Above the Col de la Madeleine
Whilst climbing the steep gravel track; I encountered an elderly couple. They had attempted to summit the Cheval Noir. Yet had been forced to turn around by steep ice and snow fields further up the mountain. They spoke fluent English; yet I could not place their accents. When I asked them, they told me they were German and had stayed in the city of Reading as students over 50 years ago! I tried explaining how much Reading has changed and how these mountains will always be a more rewarding place to return. The kind ‘Herr’; let me look at his hiking map to confirm my route ahead. He had not seen the path I wanted to take so hoped that I stayed safe. Thanking them for their concern; we parted ways. I was amazed again to meet lovely German people; high on a French mountain! Being in nature, with not strangers but kindred spirits; is an amazing experience in this life.
Whilst climbing the steep gravel track; I turned on to the grassy meadow that ran alongside. My stiff cycling shoes were being ripped by the sharp stones and were becoming uncomfortable. Soon after, I crested the grassy knoll by a small ski lift cabin. Here I could start cycling again; so I rode across a plateau in the direction of the Doucy Valley. Sure enough; the ground started to drop away with a clear path leading in to the next valley.
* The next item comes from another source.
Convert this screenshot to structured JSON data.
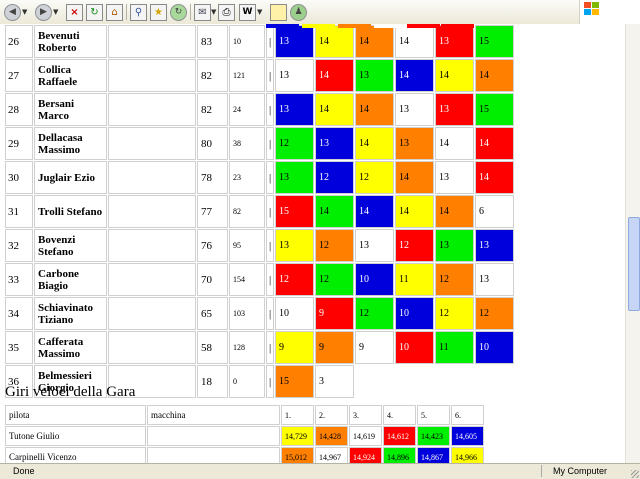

Reaching my personal Col de la Madeleine
In places the track had been washed away by melt water. In other places, it was no more than a boggy mess; after motorbikes had churned up the soft ground. Yet I soon found my way on to a good solid gravel track.
I gained speed as the gradients eased and the surface conditions improved. Far below I could see the Col de la Madeleine climbing up the valley. I thought of all the effort I had put in to be here and smiled at the reward. Looking across the valley to the east; Mont Blanc glistened white in the summer sun. I breathed in the fresh mountain air and felt truly at peace with this beautiful world.
The effort and focus in ascending the Col de la Madeleine is an amazing achievement. However, now I had to put those positive thoughts to the back of mind. Focusing on descending with care were all that mattered now. I had to now descend approximately 20 miles (32 km); so every line in the loose gravel had to be planned. If I feel I am going too fast; I stop and relax. If my hands are hurting, I am loosing direction or just tired; I stop and relax.
The Doucy Valley and home
The Doucy Valley is effectively a large ski resort. With almost all the buildings hotels, apartments or second homes. In summer, the farmers can let their livestock graze where the piste run in winter. Then in the winter; the huge ski tour operators let their skiers race!
As I descended from the high plateau; I made the mistake of turning right too soon. This meant I followed a steep track into the top of the ski resort. Then had the pleasure of cruising through monotonous suburbs of concrete and pine buildings.
In hindsight, I should have kept turning left as I entered the Doucy Valley. This way, I would have maintained better views of the valley and Mont Blanc. As well as avoiding the roads until the last moment.
Back in time for afternoon tea!
Although, I had to descend for a long distance on roads. They were very quiet on a weekend in mid June. I was on my own for the most part; which was great fun as I could take the racing line. I soon descended to the valley floor and retraced my way back to the campsite.
Taking off my sweaty jersey and cycling shoes; I laid down in the soft grass. I was very tired but very happy. Come and experience the wonder of nature here too.